Jakarta · Jumat, 21 Agustus 2026Cari
WargaKonoha

AS Perketat Sanksi terhadap Hizbullah

Pemerintah Amerika Serikat (AS) kembali memperketat sanksi terhadap Hizbullah dengan menargetkan 10 orang yang diduga terlibat dalam jaringan pemindahan dana ke kelompok bersenjata tersebut. Sanksi ini juga mencerminkan pembaruan penetapan AS yang menegaskan Hizbullah beroperasi sebagai proksi Iran di bawah komando Korps Garda Revolusi Islam (IRGC), khususnya Pasukan Quds. Washington menilai jaringan keuangan ini menggunakan kurir untuk memindahkan uang melalui penerbangan komersial antara Libanon, Turki, Uni Emirat Arab, dan Iran, sekaligus menghindari sistem keuangan formal dan sanksi internasional.

AS pertama kali menetapkan Hizbullah sebagai organisasi teroris asing pada 1997, lalu memperbarui statusnya menjadi kelompok teroris global pada 2001. Dalam beberapa bulan terakhir, ketegangan di wilayah Libanon selatan juga meningkat, dengan laporan penyusupan pasukan Israel, pembangunan tanggul, dan peledakan terowongan milik Hizbullah. Pemimpin Hizbullah Naim Qassem menolak perundingan langsung dengan Israel, sementara Iran terus memperkuat keterlibatan militernya melalui IRGC, termasuk klaim akan senjata presisi tinggi dan ancaman akan penggunaan kekuatan di Selat Hormuz dan Teluk.

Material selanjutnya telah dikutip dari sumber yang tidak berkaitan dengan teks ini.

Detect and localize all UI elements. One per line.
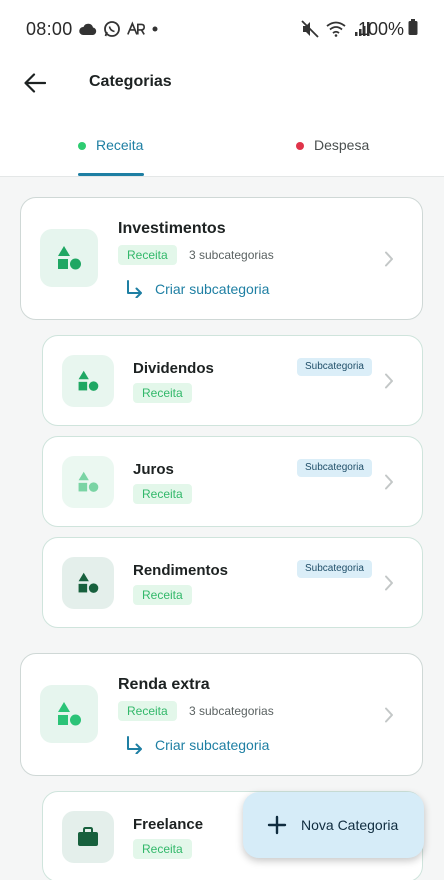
status-left-icons [78, 19, 160, 39]
dot-icon [150, 19, 160, 39]
subcategory-badge: Subcategoria [297, 358, 372, 376]
subcategory-icon-box [62, 456, 114, 508]
tab-label: Despesa [314, 137, 370, 153]
whatsapp-icon [102, 19, 122, 39]
status-time: 08:00 [26, 19, 73, 39]
shapes-icon [58, 246, 81, 270]
category-card-investimentos[interactable]: Investimentos Receita 3 subcategorias Cr… [20, 197, 423, 320]
new-category-label: Nova Categoria [301, 817, 399, 833]
category-name: Investimentos [118, 220, 226, 237]
tab-label: Receita [96, 137, 144, 153]
status-bar: 08:00 100% [0, 0, 444, 60]
subcategory-name: Dividendos [133, 360, 214, 377]
type-tabs: Receita Despesa [0, 124, 444, 177]
chevron-right-icon [382, 705, 396, 725]
type-chip: Receita [118, 245, 177, 265]
battery-icon [408, 19, 418, 40]
chevron-right-icon [382, 573, 396, 593]
income-dot-icon [78, 142, 86, 150]
subcategory-badge: Subcategoria [297, 560, 372, 578]
subcategory-icon-box [62, 355, 114, 407]
subcategory-count: 3 subcategorias [189, 704, 274, 718]
category-name: Renda extra [118, 676, 210, 693]
chevron-right-icon [382, 472, 396, 492]
tab-despesa[interactable]: Despesa [296, 124, 369, 177]
top-area: 08:00 100% Categorias Receita Despesa [0, 0, 444, 177]
subcategory-card-rendimentos[interactable]: Rendimentos Receita Subcategoria [42, 537, 423, 628]
new-category-button[interactable]: Nova Categoria [243, 792, 424, 858]
subcategory-card-dividendos[interactable]: Dividendos Receita Subcategoria [42, 335, 423, 426]
battery-indicator: 100% [358, 19, 418, 40]
back-button[interactable] [20, 68, 50, 98]
subcategory-icon-box [62, 557, 114, 609]
type-chip: Receita [133, 585, 192, 605]
subdirectory-arrow-icon [127, 736, 142, 754]
active-tab-indicator [78, 173, 144, 176]
subcategory-name: Freelance [133, 816, 204, 833]
shapes-icon [58, 702, 81, 726]
type-chip: Receita [133, 839, 192, 859]
category-icon-box [40, 685, 98, 743]
create-subcategory-label: Criar subcategoria [155, 737, 270, 753]
subcategory-name: Juros [133, 461, 174, 478]
create-subcategory-label: Criar subcategoria [155, 281, 270, 297]
subcategory-count: 3 subcategorias [189, 248, 274, 262]
category-icon-box [40, 229, 98, 287]
shapes-icon [78, 370, 99, 391]
shapes-icon [78, 471, 99, 492]
tab-receita[interactable]: Receita [78, 124, 143, 177]
briefcase-icon [78, 827, 98, 846]
shapes-icon [78, 572, 99, 593]
create-subcategory-button[interactable]: Criar subcategoria [125, 280, 269, 298]
type-chip: Receita [118, 701, 177, 721]
plus-icon [267, 815, 287, 835]
create-subcategory-button[interactable]: Criar subcategoria [125, 736, 269, 754]
cloud-icon [78, 19, 98, 39]
subcategory-icon-box [62, 811, 114, 863]
subcategory-card-juros[interactable]: Juros Receita Subcategoria [42, 436, 423, 527]
subcategory-badge: Subcategoria [297, 459, 372, 477]
category-card-renda-extra[interactable]: Renda extra Receita 3 subcategorias Cria… [20, 653, 423, 776]
expense-dot-icon [296, 142, 304, 150]
type-chip: Receita [133, 383, 192, 403]
type-chip: Receita [133, 484, 192, 504]
chevron-right-icon [382, 249, 396, 269]
page-title: Categorias [89, 73, 172, 90]
ar-icon [126, 19, 146, 39]
chevron-right-icon [382, 371, 396, 391]
wifi-icon [326, 19, 346, 39]
arrow-left-icon [24, 73, 46, 93]
app-bar: Categorias [0, 60, 444, 106]
battery-percent: 100% [357, 19, 404, 39]
mute-icon [300, 19, 320, 39]
subdirectory-arrow-icon [127, 280, 142, 298]
subcategory-name: Rendimentos [133, 562, 229, 579]
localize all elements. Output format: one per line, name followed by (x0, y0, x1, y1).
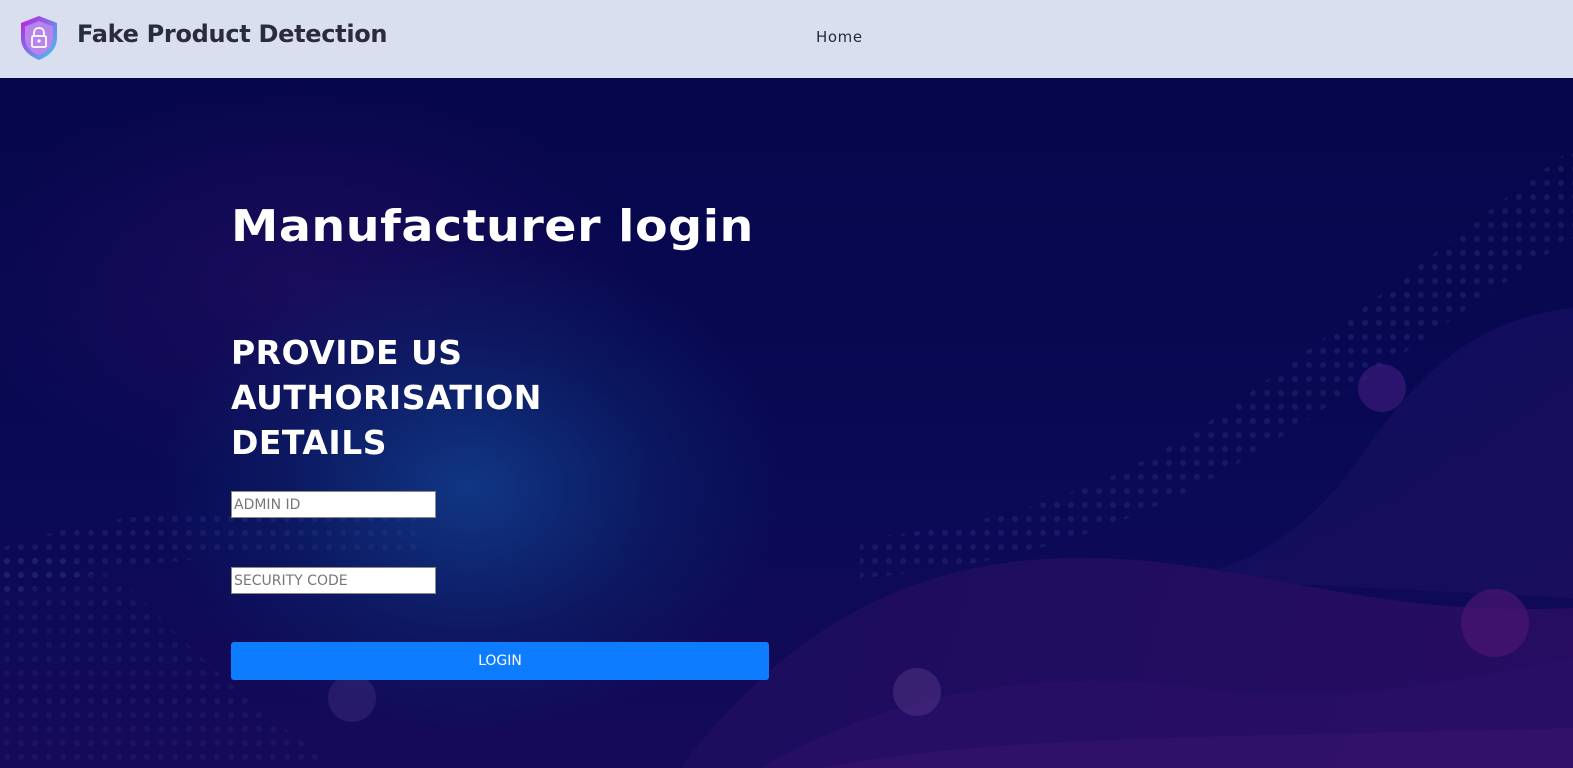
form-subtitle: PROVIDE US AUTHORISATION DETAILS (231, 333, 542, 462)
login-button[interactable]: LOGIN (231, 642, 769, 680)
admin-id-input[interactable] (231, 491, 436, 518)
navbar: Fake Product Detection Home (0, 0, 1573, 78)
brand-title[interactable]: Fake Product Detection (77, 20, 388, 48)
page-title: Manufacturer login (231, 201, 754, 252)
security-code-input[interactable] (231, 567, 436, 594)
nav-link-home[interactable]: Home (816, 28, 863, 46)
login-section: Manufacturer login PROVIDE US AUTHORISAT… (0, 78, 1573, 768)
shield-lock-icon (21, 16, 57, 60)
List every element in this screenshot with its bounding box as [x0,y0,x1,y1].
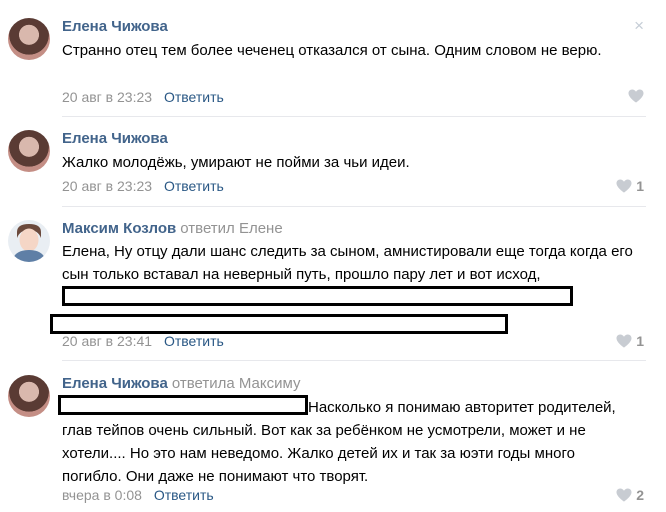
redaction-bar [62,286,573,306]
close-icon[interactable]: × [634,16,644,36]
avatar[interactable] [8,18,50,60]
comment-text: Насколько я понимаю авторитет родителей,… [58,395,637,488]
reply-to-label[interactable]: ответил Елене [180,220,282,237]
heart-icon [616,334,632,348]
comment-date[interactable]: вчера в 0:08 [62,487,142,503]
author-name[interactable]: Елена Чижова [62,130,168,147]
like-count: 1 [636,178,644,194]
like-button[interactable]: 1 [616,178,644,194]
divider [62,116,646,117]
comment-meta: 20 авг в 23:23 Ответить [62,178,224,194]
like-count: 1 [636,333,644,349]
comment-text: Жалко молодёжь, умирают не пойми за чьи … [62,154,410,171]
reply-button[interactable]: Ответить [164,178,224,194]
divider [62,206,646,207]
like-button[interactable]: 2 [616,487,644,503]
redaction-bar [50,314,508,334]
heart-icon [628,89,644,103]
comment-author[interactable]: Елена Чижова ответила Максиму [62,375,300,392]
heart-icon [616,488,632,502]
author-name[interactable]: Максим Козлов [62,220,176,237]
comment-date[interactable]: 20 авг в 23:23 [62,178,152,194]
avatar[interactable] [8,220,50,262]
comment-date[interactable]: 20 авг в 23:23 [62,89,152,105]
comment-date[interactable]: 20 авг в 23:41 [62,333,152,349]
reply-button[interactable]: Ответить [164,333,224,349]
default-avatar-icon [12,224,46,262]
redaction-bar [58,395,308,415]
like-count: 2 [636,487,644,503]
reply-to-label[interactable]: ответила Максиму [172,375,301,392]
comment-meta: 20 авг в 23:41 Ответить [62,333,224,349]
comment-meta: вчера в 0:08 Ответить [62,487,214,503]
author-name[interactable]: Елена Чижова [62,18,168,35]
like-button[interactable]: 1 [616,333,644,349]
divider [62,360,646,361]
author-name[interactable]: Елена Чижова [62,375,168,392]
comment-author[interactable]: Елена Чижова [62,130,168,147]
avatar[interactable] [8,130,50,172]
comment-meta: 20 авг в 23:23 Ответить [62,89,224,105]
comment-text: Странно отец тем более чеченец отказался… [62,42,602,59]
avatar[interactable] [8,375,50,417]
comment-text-part: Елена, Ну отцу дали шанс следить за сыно… [62,243,633,283]
comment-author[interactable]: Максим Козлов ответил Елене [62,220,283,237]
heart-icon [616,179,632,193]
reply-button[interactable]: Ответить [164,89,224,105]
like-button[interactable] [628,89,644,103]
comment-author[interactable]: Елена Чижова [62,18,168,35]
reply-button[interactable]: Ответить [154,487,214,503]
comment-text: Елена, Ну отцу дали шанс следить за сыно… [50,240,637,338]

Dokumen terbaru juga mengungkapkan keterlibatan politisi AS seperti Lindsey Graham dan Donald Trump dalam diskusi serangan terhadap Hizbullah, sementara Iran menolak gencatan senjata dan terus mendukung kelompok milisi Syiah di Irak. Keseluruhan pengembangan ini menunjukkan eskalasi geopolitik yang melibatkan AS, Iran, Israel, dan berbagai kelompok milisi di Timur Tengah.